Unserer Gründe, warum eine große Lösung notwendig ist.

Aktive Mobilität ist Gesundheitsvorsorge, macht den Kopf fit und hilft gut zu schlafen. Der große Gewinner ist der Mensch mit Körper, Seele, Herz und Gehirn.  Die Lebenserwartung und die Lebensqualität steigt. Nicht nur dies, auch die Leistungsfähigkeit und die Intelligenz steigen, besonders im mathematische Bereich. 

Um das Klima zu schützen, braucht es mehr aktive Mobilität.
Motorisierter Verkehr trägt wesentlich zur Umweltverschmutzung und Klimaerwärmung bei. Es ist unsere Aufgabe, eine Infrastruktur zu bieten, die aktive Mobilität in der Stadt 100% fördert, damit jeder Weg gerne zu Fuß oder mit dem Rad absolviert wird. Es reicht nicht, Drängelgitter aufzuweiten, sondern es braucht Vorfahrt ohne Hindernisse.

Es braucht mehr Rücksicht für unseren Planeten auf dem wir leben.

Aktive Mobilität braucht viel weniger versiegelte Flächen. Für eine Fahrradstraße reicht ein 4m asphaltierte Weg, damit dieser in Notfällen (z.B. Frankenwagen, Müllabfuhr) befahren werden kann. Damit können viele Flächen entsiegelt werden und für Klimaschutzmaßnahmen (s. Schwammstadt) genutzt werden. Dies trägt zusätzlich zur Lebensqualität der Menschen bei. Dies ist eIne WIN-WIN-Situation.

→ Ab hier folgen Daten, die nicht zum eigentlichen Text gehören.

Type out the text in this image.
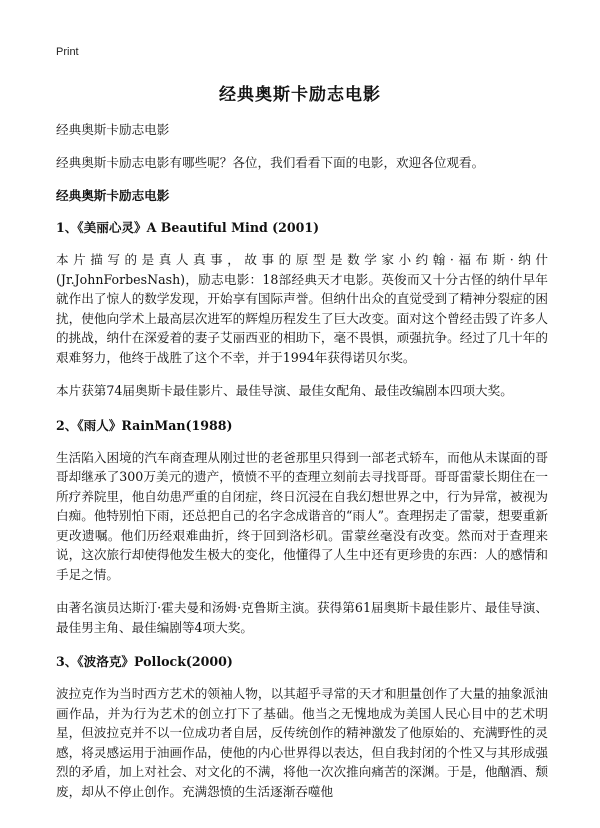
Print
经典奥斯卡励志电影

经典奥斯卡励志电影

经典奥斯卡励志电影有哪些呢？各位，我们看看下面的电影，欢迎各位观看。

经典奥斯卡励志电影
1、《美丽心灵》A Beautiful Mind (2001)

本片描写的是真人真事，故事的原型是数学家小约翰·福布斯·纳什(Jr.JohnForbesNash)，励志电影：18部经典天才电影。英俊而又十分古怪的纳什早年就作出了惊人的数学发现，开始享有国际声誉。但纳什出众的直觉受到了精神分裂症的困扰，使他向学术上最高层次进军的辉煌历程发生了巨大改变。面对这个曾经击毁了许多人的挑战，纳什在深爱着的妻子艾丽西亚的相助下，毫不畏惧，顽强抗争。经过了几十年的艰难努力，他终于战胜了这个不幸，并于1994年获得诺贝尔奖。

本片获第74届奥斯卡最佳影片、最佳导演、最佳女配角、最佳改编剧本四项大奖。

2、《雨人》RainMan(1988)

生活陷入困境的汽车商查理从刚过世的老爸那里只得到一部老式轿车，而他从未谋面的哥哥却继承了300万美元的遗产，愤愤不平的查理立刻前去寻找哥哥。哥哥雷蒙长期住在一所疗养院里，他自幼患严重的自闭症，终日沉浸在自我幻想世界之中，行为异常，被视为白痴。他特别怕下雨，还总把自己的名字念成谐音的“雨人”。查理拐走了雷蒙，想要重新更改遗嘱。他们历经艰难曲折，终于回到洛杉矶。雷蒙丝毫没有改变。然而对于查理来说，这次旅行却使得他发生极大的变化，他懂得了人生中还有更珍贵的东西：人的感情和手足之情。

由著名演员达斯汀·霍夫曼和汤姆·克鲁斯主演。获得第61届奥斯卡最佳影片、最佳导演、最佳男主角、最佳编剧等4项大奖。

3、《波洛克》Pollock(2000)

波拉克作为当时西方艺术的领袖人物，以其超乎寻常的天才和胆量创作了大量的抽象派油画作品，并为行为艺术的创立打下了基础。他当之无愧地成为美国人民心目中的艺术明星，但波拉克并不以一位成功者自居，反传统创作的精神激发了他原始的、充满野性的灵感，将灵感运用于油画作品，使他的内心世界得以表达，但自我封闭的个性又与其形成强烈的矛盾，加上对社会、对文化的不满，将他一次次推向痛苦的深渊。于是，他酗酒、颓废，却从不停止创作。充满怨愤的生活逐渐吞噬他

Auch in Kempen sind wir noch weit entfernt von Vision Zero (Keine Verkehrstote und Unfallverletzte). 
Dagegen ist in der Vorzeigefahrradstadt Houten in den letzte 40 Jahren kein schwerer Unfall passiert. 
Schilder und Verbote sind nicht sinnvoll. Wir brauchen eine Infrastruktur, die ein fehlerverzeihend ist. Dabei braucht es die psychologischen Tricks aus den NL (Drempel, Gehwegüberfahrt, Roter Asphalt für Fahrradstraßen, Modalfilter, ….), damit Regeln eingehalten werden. 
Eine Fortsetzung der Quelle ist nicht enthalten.